Actuellement, environ 60% des personnes qui immigrent en Suisse sont diplômées de l’enseignement supérieur. En comparaison, cette proportion est environ 20% moins élevée en France et en Allemagne. Bien que nos politicien-ne-s présentent souvent l’immigration hautement qualifiée comme non problématique, transférer ses compétences d’un pays à l’autre n’est pas facile. Ainsi, de nombreuses personnes bien formées ont de la peine à faire valoir leurs compétences sur le marché du travail suisse, notamment en raison de désavantages structurels et de préjugés à leur encontre. Cet article se penche plus en détail sur la question de l’évaluation des compétences dans le contexte de la migration.
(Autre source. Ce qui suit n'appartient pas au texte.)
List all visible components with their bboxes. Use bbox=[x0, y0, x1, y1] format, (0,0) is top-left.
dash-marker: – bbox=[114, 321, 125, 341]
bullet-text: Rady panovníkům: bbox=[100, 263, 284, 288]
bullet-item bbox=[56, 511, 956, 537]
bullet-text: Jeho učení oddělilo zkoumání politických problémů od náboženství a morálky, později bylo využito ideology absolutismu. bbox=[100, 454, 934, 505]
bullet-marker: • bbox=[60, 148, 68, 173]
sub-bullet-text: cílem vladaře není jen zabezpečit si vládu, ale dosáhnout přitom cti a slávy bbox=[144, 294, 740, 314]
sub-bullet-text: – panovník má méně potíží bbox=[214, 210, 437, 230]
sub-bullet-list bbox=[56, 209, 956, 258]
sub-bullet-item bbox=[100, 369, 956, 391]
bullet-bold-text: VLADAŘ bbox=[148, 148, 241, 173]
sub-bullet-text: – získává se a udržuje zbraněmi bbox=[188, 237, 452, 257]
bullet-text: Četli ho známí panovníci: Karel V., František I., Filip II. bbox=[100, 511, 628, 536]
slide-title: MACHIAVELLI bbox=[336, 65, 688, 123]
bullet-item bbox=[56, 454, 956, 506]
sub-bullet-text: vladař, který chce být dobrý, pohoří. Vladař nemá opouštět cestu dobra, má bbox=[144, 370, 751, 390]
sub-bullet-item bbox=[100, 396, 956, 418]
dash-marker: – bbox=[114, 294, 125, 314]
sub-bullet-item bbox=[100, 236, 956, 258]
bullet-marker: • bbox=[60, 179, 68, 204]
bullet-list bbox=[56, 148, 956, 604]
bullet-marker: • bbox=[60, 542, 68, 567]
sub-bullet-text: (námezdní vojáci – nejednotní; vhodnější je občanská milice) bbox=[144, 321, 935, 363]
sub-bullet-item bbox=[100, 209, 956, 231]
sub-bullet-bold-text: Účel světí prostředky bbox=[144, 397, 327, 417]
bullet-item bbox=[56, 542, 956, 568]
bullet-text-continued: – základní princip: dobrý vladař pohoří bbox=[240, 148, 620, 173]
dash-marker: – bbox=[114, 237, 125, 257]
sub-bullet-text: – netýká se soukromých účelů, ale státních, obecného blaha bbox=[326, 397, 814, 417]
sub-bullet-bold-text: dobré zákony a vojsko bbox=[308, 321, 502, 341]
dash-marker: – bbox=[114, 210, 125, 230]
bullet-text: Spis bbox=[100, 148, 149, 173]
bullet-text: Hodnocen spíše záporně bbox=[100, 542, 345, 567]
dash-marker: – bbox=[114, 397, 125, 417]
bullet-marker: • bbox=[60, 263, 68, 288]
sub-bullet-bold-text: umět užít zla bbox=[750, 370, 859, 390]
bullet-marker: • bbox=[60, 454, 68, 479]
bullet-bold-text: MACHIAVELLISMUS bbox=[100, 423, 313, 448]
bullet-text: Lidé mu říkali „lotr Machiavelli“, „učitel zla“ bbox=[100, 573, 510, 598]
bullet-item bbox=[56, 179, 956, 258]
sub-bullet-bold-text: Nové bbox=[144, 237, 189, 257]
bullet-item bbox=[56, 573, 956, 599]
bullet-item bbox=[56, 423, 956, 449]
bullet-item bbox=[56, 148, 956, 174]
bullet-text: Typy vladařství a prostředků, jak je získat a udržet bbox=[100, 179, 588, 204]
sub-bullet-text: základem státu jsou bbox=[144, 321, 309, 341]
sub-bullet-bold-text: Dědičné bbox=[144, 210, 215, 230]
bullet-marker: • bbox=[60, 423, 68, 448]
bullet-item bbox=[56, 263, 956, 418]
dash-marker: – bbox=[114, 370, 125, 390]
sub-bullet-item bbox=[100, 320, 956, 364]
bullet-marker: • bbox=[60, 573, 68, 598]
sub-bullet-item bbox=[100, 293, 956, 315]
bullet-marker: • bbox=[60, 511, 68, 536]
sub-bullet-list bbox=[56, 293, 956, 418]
Situation sur le marché du travail suisse
Si la situation des personnes hautement qualifiées sur le marché du travail suisse est particulièrement bonne en comparaison internationale, une étude plus poussée révèle des différences importantes entre catégories de personnes. Par exemple, l’OCDE montre que 76% des travailleuses et travailleurs hautement qualifiés originaires de pays à revenus élevés n’ont pas de peine à trouver un emploi correspondant à leur niveau de qualification, tandis que cette proportion n’est que de 53% pour les personnes originaires de pays à revenus moins élevés. Ces personnes sont désavantagées même lorsqu’elles ont obtenu leur diplôme en Suisse, ce qui suggère que les obstacles qu’elles rencontrent ne sont pas directement liés au type de qualification qu’elles possèdent. Par ailleurs, les personnes venues en Suisse pour des raisons humanitaires ont particulièrement de peine à trouver du travail. La probabilité d’accéder au marché de l’emploi est seize fois plus faible pour les migrant-e-s humanitaires hautement qualifiés que pour les Suisses. Parmi celles et ceux qui travaillent, seul un-e migrant-e humanitaire sur deux occupe une position correspondant à son niveau de qualification.
Ces données montrent que la situation généralement bonne du marché du travail suisse cache en fait de fortes différences entre individus. Une part importante de ces différences n’est pas liée au type de qualification, ce qui suggère l’existence de formes plus subtiles d’inégalité de traitement.
Evaluation subjective des compétences
Si des facteurs tels que le diplôme, la langue, les contacts, la familiarité avec le contexte local ou la situation légale jouent un rôle important pour trouver un emploi, d’autres facteurs liés à l’évaluation subjective des compétences sont tout aussi importants. Plusieurs études montrent par exemple qu’un homme sera plus facilement considéré comme compétent qu’une femme pour un comportement équivalent. L’origine ethnique peut également faire pencher la balance d’un côté ou de l’autre. Selon une étude comparative sur la discrimination à l’embauche, une personne avec un nom arabe a par exemple environ deux fois et demie moins de chance d’être sélectionnée pour un entretien d’embauche qu’une personne avec un profil similaire mais dont le nom correspond au groupe dominant du pays concerné. Les recherches sur l’intersectionnalité montrent par ailleurs que les désavantages liés au genre et à l’origine ont tendance à se cumuler. Si on croise ces deux variables pour analyser la situation du marché du travail suisse, on observe notamment que les femmes étrangères sont plus souvent au chômage et touchent de moins bon salaires que les femmes suisses et que l’ensemble des hommes.
Ces différents éléments invitent à se montrer prudent avec la notion de compétences. Leur évaluation est rarement objective et dépend de nombreux facteurs qui n’ont souvent rien à voir avec les qualifications formelles. Des inégalité de traitement conscientes et inconscientes touchent plus particulièrement certaines catégories de personnes et affectent leur accès au marché du travail. Pour cette raison, il est important de prendre conscience de ces obstacles et de donner les moyens aux groupes sociaux les moins favorisés de compenser leurs désavantages.